We have section 37--Environment Canada, Parks Canada, Fisheries and Oceans conducts relevant public consultations in Nunavut, including with relevant Inuit organizations, between November and mid-February. So that's about four and a half months for consultations.
But what actually takes place, which I think is very sensible, depends on the species. Right now the listing of polar bears is before the board. It's a huge issue, as I'm sure you're all aware. There the government did a really tremendous job in its consultations. It went to every single community in Nunavut and had oral face-to-face consultations--the best kind of consultation. It took a number of months. But for wolf-fish, which occur in Nunavut waters, there's nothing like that going on because of prioritizing, and so on. The economic, social, and cultural needs and interests of Inuit are taken into account.

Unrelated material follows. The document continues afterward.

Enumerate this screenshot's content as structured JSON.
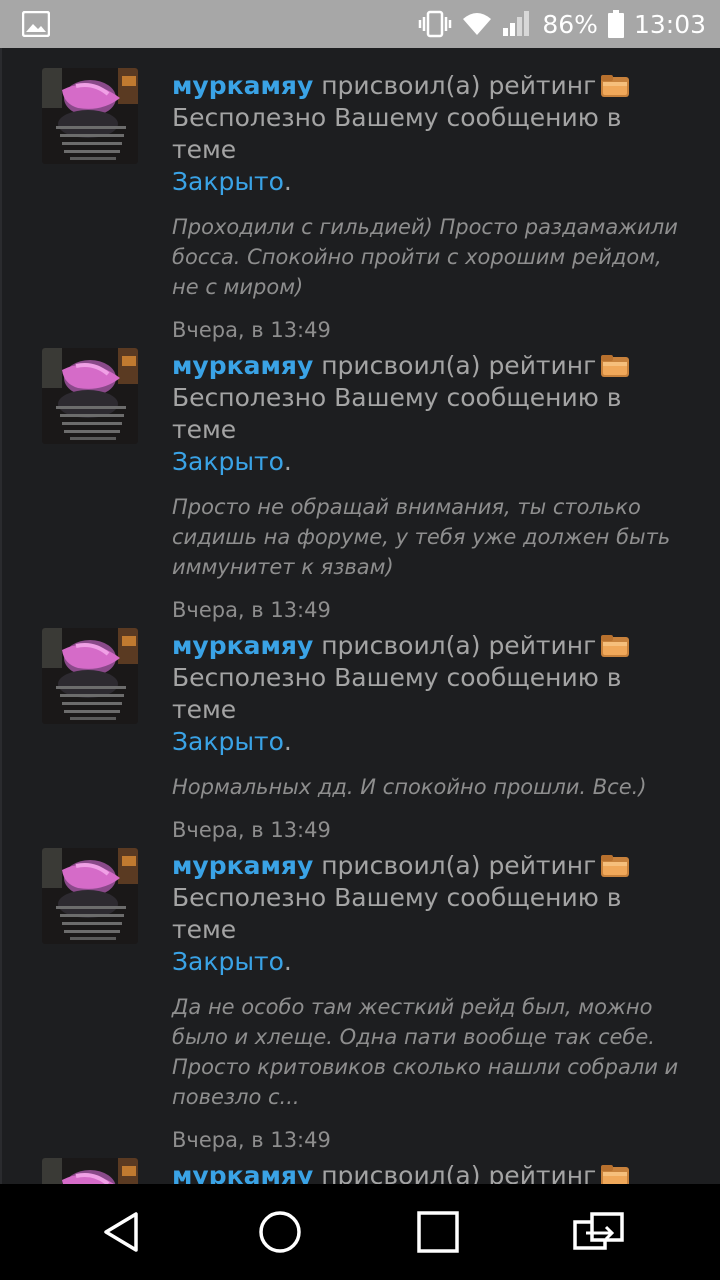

So it really depends upon the species. But the Cadillac version would be what was done recently with polar bears. The NWMB held a three-day public hearing and is expected to make a decision on the listing of the polar bear this June and go to the minister in July. So I expect that some time in the fall there will be a final decision. So within a reasonable timeframe look at the species and take it from there. But certainly under the MOU we think you can generally get everything done within those four and a half months. It may not take that long. You may be very busy for the whole four and a half months.
On how to enhance it, even with what I just said, consultations and communications with the public of Nunavut, primarily Inuit, over the first five or six years of SARA have not been adequate, and there are problems. People are distrustful of the act. They're suspicious when the consultations take place. There really has to be a redoubling of efforts to communicate and consult in an appropriate manner with the public of Nunavut, and I suspect with the aboriginal public right across the country.